If a person with diabetes were to ask you how your project will help them in the future, how would you respond? 

This project could provide novel insights into why/how obesity often results in the development of type 2 diabetes. Such research can pave the way for the design of new drugs and/or dietary strategies aimed at preventing or treating the disease.

Why is it important for you, personally, to become involved in diabetes research? What role will this award play in your research efforts? 

Because I hold such a strong personal commitment to health and physical fitness, I chose to pursue a research career focused on studying nutritional biochemistry and exercise physiology. Since beginning my scientific career I have witnessed a steady decline in the health status of our population, both nationally and internationally, with obesity and type 2 diabetes being at the forefront this health crisis. Most alarming, is the increasing prevalences of these diseases in children, as well as the burden that these diseases impose on our nation's healthcare system. For these reasons I believe that it is crucial that we advance our scientific understanding of both the genetic and behavioral factors that are contributing to the 'obesity/diabetes epidemic'.

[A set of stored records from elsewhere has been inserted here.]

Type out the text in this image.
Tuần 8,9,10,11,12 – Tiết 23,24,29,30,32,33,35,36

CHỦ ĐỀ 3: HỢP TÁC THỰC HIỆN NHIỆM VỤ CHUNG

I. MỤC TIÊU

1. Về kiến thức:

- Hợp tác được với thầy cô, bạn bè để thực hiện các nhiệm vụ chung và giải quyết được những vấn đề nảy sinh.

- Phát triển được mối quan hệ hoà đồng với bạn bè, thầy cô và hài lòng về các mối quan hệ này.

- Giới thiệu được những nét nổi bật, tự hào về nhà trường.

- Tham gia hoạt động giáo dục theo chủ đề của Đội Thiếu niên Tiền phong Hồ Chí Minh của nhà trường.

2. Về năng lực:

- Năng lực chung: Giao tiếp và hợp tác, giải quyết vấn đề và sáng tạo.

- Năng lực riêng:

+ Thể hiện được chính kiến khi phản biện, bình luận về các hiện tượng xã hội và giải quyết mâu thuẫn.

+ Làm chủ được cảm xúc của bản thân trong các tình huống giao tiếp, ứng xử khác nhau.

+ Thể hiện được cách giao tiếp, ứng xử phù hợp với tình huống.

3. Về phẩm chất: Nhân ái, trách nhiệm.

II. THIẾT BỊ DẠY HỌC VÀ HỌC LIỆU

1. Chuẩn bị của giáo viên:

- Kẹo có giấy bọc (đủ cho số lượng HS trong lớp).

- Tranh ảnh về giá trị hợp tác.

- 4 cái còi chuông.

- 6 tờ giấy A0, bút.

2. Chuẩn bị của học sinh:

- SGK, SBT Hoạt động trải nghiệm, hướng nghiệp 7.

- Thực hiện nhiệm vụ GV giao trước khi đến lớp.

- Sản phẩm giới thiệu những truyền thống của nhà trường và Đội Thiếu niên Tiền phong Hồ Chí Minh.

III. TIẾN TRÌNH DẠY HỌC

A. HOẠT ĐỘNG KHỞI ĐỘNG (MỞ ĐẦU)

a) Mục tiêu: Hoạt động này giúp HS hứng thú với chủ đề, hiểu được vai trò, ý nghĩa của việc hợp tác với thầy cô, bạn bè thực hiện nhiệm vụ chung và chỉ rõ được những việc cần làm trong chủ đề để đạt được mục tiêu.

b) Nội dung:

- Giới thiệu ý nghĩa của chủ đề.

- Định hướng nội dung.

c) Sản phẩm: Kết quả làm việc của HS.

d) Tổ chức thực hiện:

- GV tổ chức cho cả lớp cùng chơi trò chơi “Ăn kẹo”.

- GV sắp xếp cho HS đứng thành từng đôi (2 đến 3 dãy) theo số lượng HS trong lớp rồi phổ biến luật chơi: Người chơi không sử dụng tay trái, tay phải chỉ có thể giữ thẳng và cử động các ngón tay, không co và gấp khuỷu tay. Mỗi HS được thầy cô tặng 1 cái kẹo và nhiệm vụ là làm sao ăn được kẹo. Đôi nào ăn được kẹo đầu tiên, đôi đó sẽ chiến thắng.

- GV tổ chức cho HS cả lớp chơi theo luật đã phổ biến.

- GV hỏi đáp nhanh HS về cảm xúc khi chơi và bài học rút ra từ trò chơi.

Thus, my long-term career goal is to establish myself an independent academic scientist this field. Obtaining the ADA Junior Faculty Award will allow me to fulfill my career goals by training under the mentorship of Dr. Chris Newgard, current Director of the Sarah W. Stedman Nutrition and Metabolism Center at Duke University. Dr. Newgard is one of the premier diabetes researchers in the nation. The goal of this training will be to expand my technical skills to include those that will enable me to use state-of-the-art molecular strategies to manipulate and analyze muscle metabolic pathways, in cell culture systems, animals models and in human tissues. I view these as an essential set of skills that will greatly enhance my ability to perform the highest quality research in the diabetes field.

In what direction do you see the future of diabetes research going? 

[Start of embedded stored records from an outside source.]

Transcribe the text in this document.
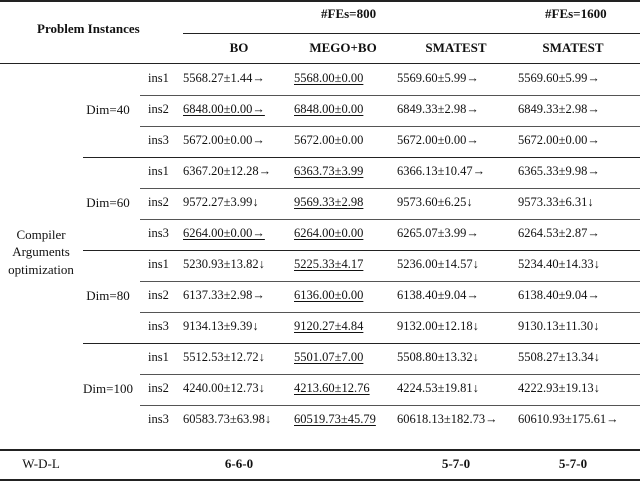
Problem Instances
#FEs=800	#FEs=1600
BO	MEGO+BO	SMATEST	SMATEST
Compiler
Arguments
optimization
W-D-L	6-6-0	5-7-0	5-7-0
Dim=40
ins1 5568.27±1.44→ 5568.00±0.00	5569.60±5.99→	5569.60±5.99→
ins2 6848.00±0.00→ 6848.00±0.00	6849.33±2.98→	6849.33±2.98→
ins3 5672.00±0.00→ 5672.00±0.00	5672.00±0.00→	5672.00±0.00→
Dim=60
ins1 6367.20±12.28→ 6363.73±3.99	6366.13±10.47→	6365.33±9.98→
ins2 9572.27±3.99↓	9569.33±2.98	9573.60±6.25↓	9573.33±6.31↓
ins3 6264.00±0.00→ 6264.00±0.00	6265.07±3.99→	6264.53±2.87→
Dim=80
ins1 5230.93±13.82↓ 5225.33±4.17	5236.00±14.57↓	5234.40±14.33↓
ins2 6137.33±2.98→ 6136.00±0.00	6138.40±9.04→	6138.40±9.04→
ins3 9134.13±9.39↓	9120.27±4.84	9132.00±12.18↓	9130.13±11.30↓
Dim=100
ins1 5512.53±12.72↓ 5501.07±7.00	5508.80±13.32↓	5508.27±13.34↓
ins2 4240.00±12.73↓ 4213.60±12.76 4224.53±19.81↓	4222.93±19.13↓
ins3 60583.73±63.98↓ 60519.73±45.79 60618.13±182.73→ 60610.93±175.61→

I envision greater emphasis on multidisciplinary approaches that combine integrative physiology and metabolism with cellular and molecular biochemistry. Additionally, progress towards understanding the cause of diabetes will surely involve application of new technologies that allow more comprehensive and unbiased analysis of the transition between healthy and diseased states. My research plan is based on a conceptual framework that integrates nutritional genomics and metabolomics, molecular physiology and genetic engineering to study mechanisms that cause insulin resistance. New genomic technologies now allow studies that comprehensively evaluate how changes in gene regulation contribute to metabolic diseases. Combining these types of analysis with 'metabolomic' technology (the analysis of large sets of metabolites) offers the ability to evaluate global effects of nutritional/physiological/genetic stresses on gene regulation and simultaneously changes in related metabolites.

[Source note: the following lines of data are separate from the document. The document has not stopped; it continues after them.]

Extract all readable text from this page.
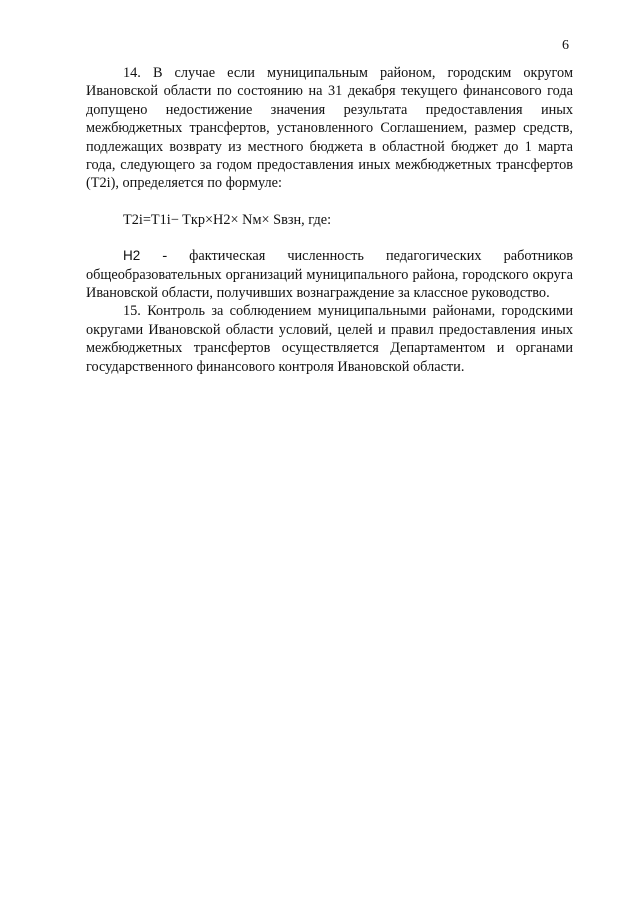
6

14. В случае если муниципальным районом, городским округом Ивановской области по состоянию на 31 декабря текущего финансового года допущено недостижение значения результата предоставления иных межбюджетных трансфертов, установленного Соглашением, размер средств, подлежащих возврату из местного бюджета в областной бюджет до 1 марта года, следующего за годом предоставления иных межбюджетных трансфертов (T2i), определяется по формуле:

T2i=T1i− Tкр×H2× Nм× Sвзн, где:

Н2 - фактическая численность педагогических работников общеобразовательных организаций муниципального района, городского округа Ивановской области, получивших вознаграждение за классное руководство.

15. Контроль за соблюдением муниципальными районами, городскими округами Ивановской области условий, целей и правил предоставления иных межбюджетных трансфертов осуществляется Департаментом и органами государственного финансового контроля Ивановской области.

By generating new information regarding nutrient-gene interactions, new biomarkers of disease and/or new candidate mediators of disease, this approach can be used to aid in the diagnosis of pre-diabetes and to identify new metabolic targets for dietary and/or pharmaceutical interventions. The functional impact of specifically manipulating a candidate gene and/or metabolite can then accomplished through recombinant DNA technology that allows delivery of a target gene to specialized cells, such as muscle or liver cells, followed by experiments that evaluate consequent changes in metabolic control.